After Trump’s visit to this military contractor, he will check in at the Green Bay Austin Strobel International Airport for a town hall meeting hosted by Fox News anchor Sean Hannity. According to Hannity, the president will be discussing “the latest on police reform and the 2020 election.”
The Coalition will be outside the spot of Trump’s town hall meeting, demanding justice for the victims of police crimes, an end to U.S. wars and interventions, and investment in jobs, education, and other resources for the people. The rally is set to begin at 7 p.m. and will feature a handful of speakers, including a member from the family of Jonathon Tubby, an Oneida man who was murdered by the Brown County Sheriff’s Department in October 2018.
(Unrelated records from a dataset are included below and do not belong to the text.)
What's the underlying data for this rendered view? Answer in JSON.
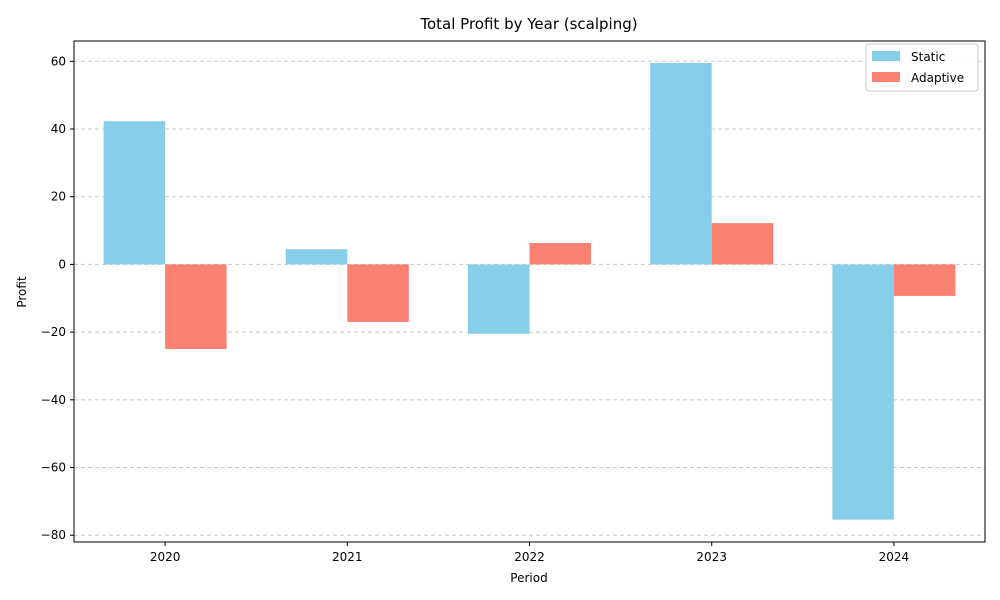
{
  "chart_data": {
    "type": "bar",
    "title": "Total Profit by Year (scalping)",
    "xlabel": "Period",
    "ylabel": "Profit",
    "categories": [
      "2020",
      "2021",
      "2022",
      "2023",
      "2024"
    ],
    "series": [
      {
        "name": "Static",
        "color": "#87CEEB",
        "values": [
          42.3,
          4.5,
          -20.5,
          59.5,
          -75.4
        ]
      },
      {
        "name": "Adaptive",
        "color": "#FA8072",
        "values": [
          -25.0,
          -17.0,
          6.3,
          12.2,
          -9.3
        ]
      }
    ],
    "ylim": [
      -82,
      66
    ],
    "yticks": [
      -80,
      -60,
      -40,
      -20,
      0,
      20,
      40,
      60
    ],
    "grid": "y-dashed",
    "legend": "top-right"
  }
}
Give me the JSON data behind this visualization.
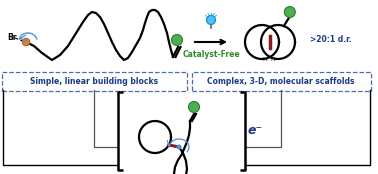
{
  "bg_color": "#ffffff",
  "catalyst_free_color": "#2e8b2e",
  "label_color": "#1a3a8a",
  "box_color": "#4a6fa5",
  "bond_red_color": "#8b1a1a",
  "green_color": "#4caf50",
  "green_edge": "#2e7d32",
  "blue_color": "#4a90d9",
  "light_blue": "#4fc3f7",
  "orange_color": "#d48040",
  "text_catalyst": "Catalyst-Free",
  "text_left_box": "Simple, linear building blocks",
  "text_right_box": "Complex, 3-D, molecular scaffolds",
  "text_dr": ">20:1 d.r.",
  "text_e": "e⁻",
  "text_Br": "Br"
}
“The fact that the ‘pattern-or-practice’ investigations, a federal practice put in place following the beating of Rodney King by the LAPD in 1992 to scour police departments, were frozen the moment Trump took office speaks to what his views are on the issue of ‘police reform’. That practice was extremely flawed to begin with,” said Hamann.
Hamann continued, “What we need is community control of the police. We don’t need more untrustworthy government officials getting involved only to let families down a second time in their bid for justice for their murdered loved ones. Winning justice for Jonathan, Jason Pero, Alvin Cole, Joel Acevedo, and all other victims of killer cops means giving more power to the people to determine who and how their communities are policed.”